Young Taylor was very handsome, and astonishingly improved in appearance and manners. Jane, herself, was in the height of her beauty, and the young man had soon fallen really in love with her. Unfortunately, just at the moment that he became attentive to her, Mrs. Robert Hazlehurst, who was confined to the house that winter, had confided Jane to the care of Mrs. Howard, the lady who had brought her from America. Young Taylor soon found out that he was rather disliked by Mr. and Mrs. Hazlehurst, and preferred securing Jane's favour, if possible, without attracting the attention of her friends. Adeline, on her part, had discovered that her own family were no favourites with Mr. and Mrs. Graham; of course she recommended the proper degree of mystery, under the name of prudence. Young Taylor left Paris for England, about the time that Harry returned from his eastern journey; but before parting from Jane, he explained himself; and if he had not been accepted, he had certainly not been refused.
Thus matters stood when the whole party returned home. Mr. Graham was known to be a violent, passionate man, and as he had taken no pains to conceal his dislike to Tallman Taylor's father, the young people had every reason to believe that he would refuse his consent. The idea of a clandestine marriage had once occurred to Adeline, but never with any serious intention of proposing it.
Had she done so, she would not have been listened to. Jane had not lived so much with Miss Wyllys and Elinor, without deriving some good from such association; besides, she did not think the step necessary. She believed that Mr. Graham would give his consent after a while; and young Taylor was obliged to submit for the present. As for his college engagement, he had paid it no more attention than if it had never taken place; it had been long since forgotten, on his part.

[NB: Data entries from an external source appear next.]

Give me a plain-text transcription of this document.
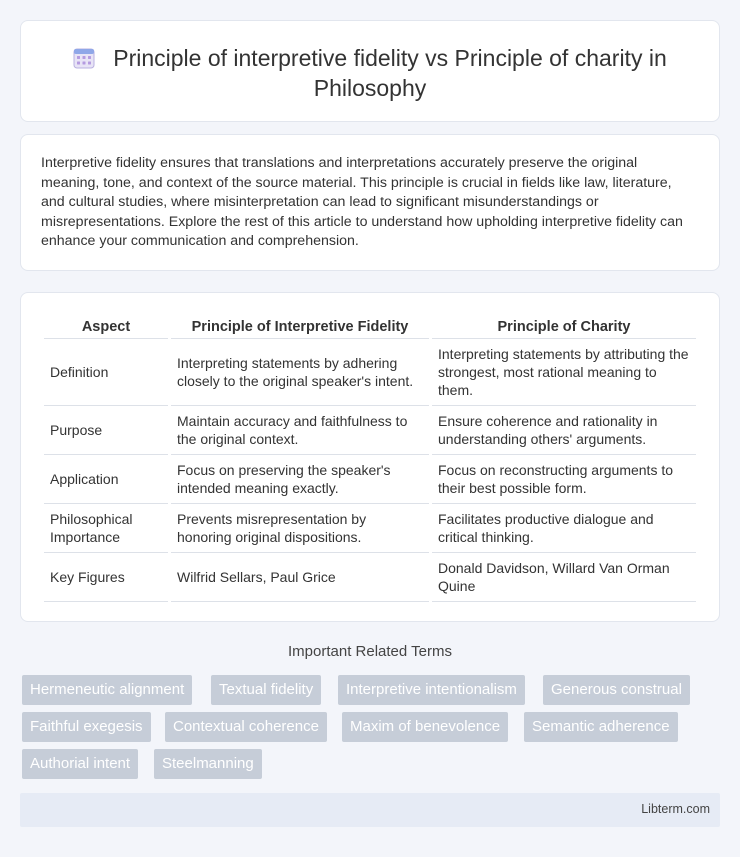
Principle of interpretive fidelity vs Principle of charity in Philosophy

Interpretive fidelity ensures that translations and interpretations accurately preserve the original meaning, tone, and context of the source material. This principle is crucial in fields like law, literature, and cultural studies, where misinterpretation can lead to significant misunderstandings or misrepresentations. Explore the rest of this article to understand how upholding interpretive fidelity can enhance your communication and comprehension.

Aspect	Principle of Interpretive Fidelity	Principle of Charity
Definition	Interpreting statements by adhering closely to the original speaker's intent.	Interpreting statements by attributing the strongest, most rational meaning to them.
Purpose	Maintain accuracy and faithfulness to the original context.	Ensure coherence and rationality in understanding others' arguments.
Application	Focus on preserving the speaker's intended meaning exactly.	Focus on reconstructing arguments to their best possible form.
Philosophical Importance	Prevents misrepresentation by honoring original dispositions.	Facilitates productive dialogue and critical thinking.
Key Figures	Wilfrid Sellars, Paul Grice	Donald Davidson, Willard Van Orman Quine
Important Related Terms
Hermeneutic alignment	Textual fidelity	Interpretive intentionalism	Generous construal
Faithful exegesis	Contextual coherence	Maxim of benevolence	Semantic adherence
Authorial intent	Steelmanning
Libterm.com
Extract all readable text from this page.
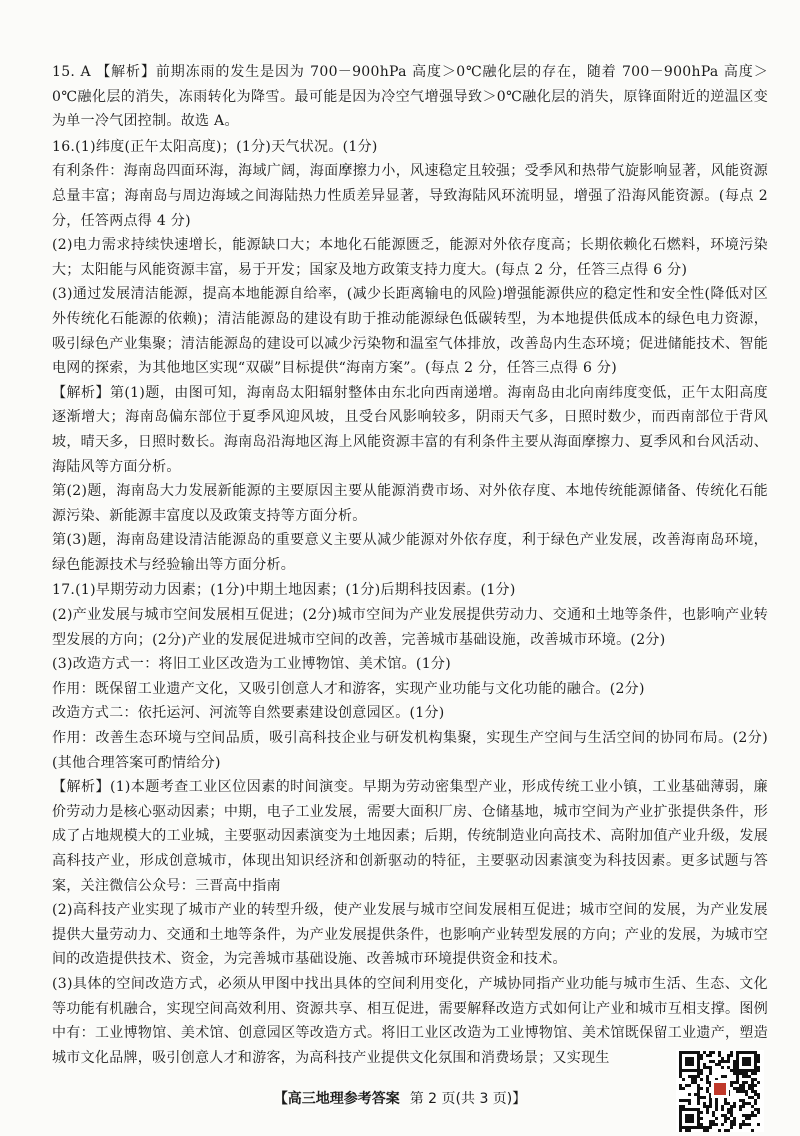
15. A 【解析】前期冻雨的发生是因为 700－900hPa 高度＞0℃融化层的存在，随着 700－900hPa 高度＞0℃融化层的消失，冻雨转化为降雪。最可能是因为冷空气增强导致＞0℃融化层的消失，原锋面附近的逆温区变为单一冷气团控制。故选 A。

16.(1)纬度(正午太阳高度)；(1分)天气状况。(1分)

有利条件：海南岛四面环海，海域广阔，海面摩擦力小，风速稳定且较强；受季风和热带气旋影响显著，风能资源总量丰富；海南岛与周边海域之间海陆热力性质差异显著，导致海陆风环流明显，增强了沿海风能资源。(每点 2 分，任答两点得 4 分)

(2)电力需求持续快速增长，能源缺口大；本地化石能源匮乏，能源对外依存度高；长期依赖化石燃料，环境污染大；太阳能与风能资源丰富，易于开发；国家及地方政策支持力度大。(每点 2 分，任答三点得 6 分)

(3)通过发展清洁能源，提高本地能源自给率，(减少长距离输电的风险)增强能源供应的稳定性和安全性(降低对区外传统化石能源的依赖)；清洁能源岛的建设有助于推动能源绿色低碳转型，为本地提供低成本的绿色电力资源，吸引绿色产业集聚；清洁能源岛的建设可以减少污染物和温室气体排放，改善岛内生态环境；促进储能技术、智能电网的探索，为其他地区实现“双碳”目标提供“海南方案”。(每点 2 分，任答三点得 6 分)

【解析】第(1)题，由图可知，海南岛太阳辐射整体由东北向西南递增。海南岛由北向南纬度变低，正午太阳高度逐渐增大；海南岛偏东部位于夏季风迎风坡，且受台风影响较多，阴雨天气多，日照时数少，而西南部位于背风坡，晴天多，日照时数长。海南岛沿海地区海上风能资源丰富的有利条件主要从海面摩擦力、夏季风和台风活动、海陆风等方面分析。

第(2)题，海南岛大力发展新能源的主要原因主要从能源消费市场、对外依存度、本地传统能源储备、传统化石能源污染、新能源丰富度以及政策支持等方面分析。

第(3)题，海南岛建设清洁能源岛的重要意义主要从减少能源对外依存度，利于绿色产业发展，改善海南岛环境，绿色能源技术与经验输出等方面分析。

17.(1)早期劳动力因素；(1分)中期土地因素；(1分)后期科技因素。(1分)

(2)产业发展与城市空间发展相互促进；(2分)城市空间为产业发展提供劳动力、交通和土地等条件，也影响产业转型发展的方向；(2分)产业的发展促进城市空间的改善，完善城市基础设施，改善城市环境。(2分)

(3)改造方式一：将旧工业区改造为工业博物馆、美术馆。(1分)

作用：既保留工业遗产文化，又吸引创意人才和游客，实现产业功能与文化功能的融合。(2分)

改造方式二：依托运河、河流等自然要素建设创意园区。(1分)

作用：改善生态环境与空间品质，吸引高科技企业与研发机构集聚，实现生产空间与生活空间的协同布局。(2分)(其他合理答案可酌情给分)

【解析】(1)本题考查工业区位因素的时间演变。早期为劳动密集型产业，形成传统工业小镇，工业基础薄弱，廉价劳动力是核心驱动因素；中期，电子工业发展，需要大面积厂房、仓储基地，城市空间为产业扩张提供条件，形成了占地规模大的工业城，主要驱动因素演变为土地因素；后期，传统制造业向高技术、高附加值产业升级，发展高科技产业，形成创意城市，体现出知识经济和创新驱动的特征，主要驱动因素演变为科技因素。更多试题与答案，关注微信公众号：三晋高中指南

(2)高科技产业实现了城市产业的转型升级，使产业发展与城市空间发展相互促进；城市空间的发展，为产业发展提供大量劳动力、交通和土地等条件，为产业发展提供条件，也影响产业转型发展的方向；产业的发展，为城市空间的改造提供技术、资金，为完善城市基础设施、改善城市环境提供资金和技术。

(3)具体的空间改造方式，必须从甲图中找出具体的空间利用变化，产城协同指产业功能与城市生活、生态、文化等功能有机融合，实现空间高效利用、资源共享、相互促进，需要解释改造方式如何让产业和城市互相支撑。图例中有：工业博物馆、美术馆、创意园区等改造方式。将旧工业区改造为工业博物馆、美术馆既保留工业遗产，塑造城市文化品牌，吸引创意人才和游客，为高科技产业提供文化氛围和消费场景；又实现生

【高三地理参考答案 第 2 页(共 3 页)】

Little by little, Mrs. Graham gathered most of these facts from her daughter, whose weeping eyes and pale face would have delighted Adeline, as being just what was proper in a heroine of romance, on such an important occasion. But Adeline could not enjoy the sight of all the misery which was the fruit of her two years' labours, for Mrs. Graham insisted that Jane should see none of the family until her father had arrived; and knew the state of things.
Harry Hazlehurst, although not quite as well informed as the reader, knew essentially how matters stood. He knew at least, that Jane and young Taylor were all but pledged to each other; he knew what had been Adeline's conduct--what had been his own treatment; and as he walked slowly from one end of the Battery to the other, his reflections were anything but flattering to himself, or to any of the parties concerned. He blamed Mrs. Graham for her want of maternal caution and foresight; he blamed his brother, and sister-in-law, for their blindness in Paris; Jane, for her weakness, and want of sincerity to himself; Adeline, for such unjustifiable management and manoeuvring; and young Taylor, for what he called his "presumption and puppyism."
And to think that he, Harry Hazlehurst, who prided himself upon being clear-sighted, had been so completely deceived by others, and what was worse, by himself! He was obliged to remember how sure he had felt himself of Jane; it was humiliating to think what a silly part he had been playing. Then came a twinge or two, from the consciousness that he had deserved it all, from his conduct to Elinor. He tried to persuade himself that regret that Jane should fall into hands he fancied so unworthy of her--that she should be sacrificed to a mere second-rate sort of dandy, like young Taylor, was his strongest feeling at the time. But he was mistaken: there was a good deal of the lover in his recollection of Jane's transcendant {sic} beauty. He hoped that she would yet be saved from the worst--from becoming the wife of Tallman Taylor. He felt convinced that Mr. Graham would refuse his consent to the marriage.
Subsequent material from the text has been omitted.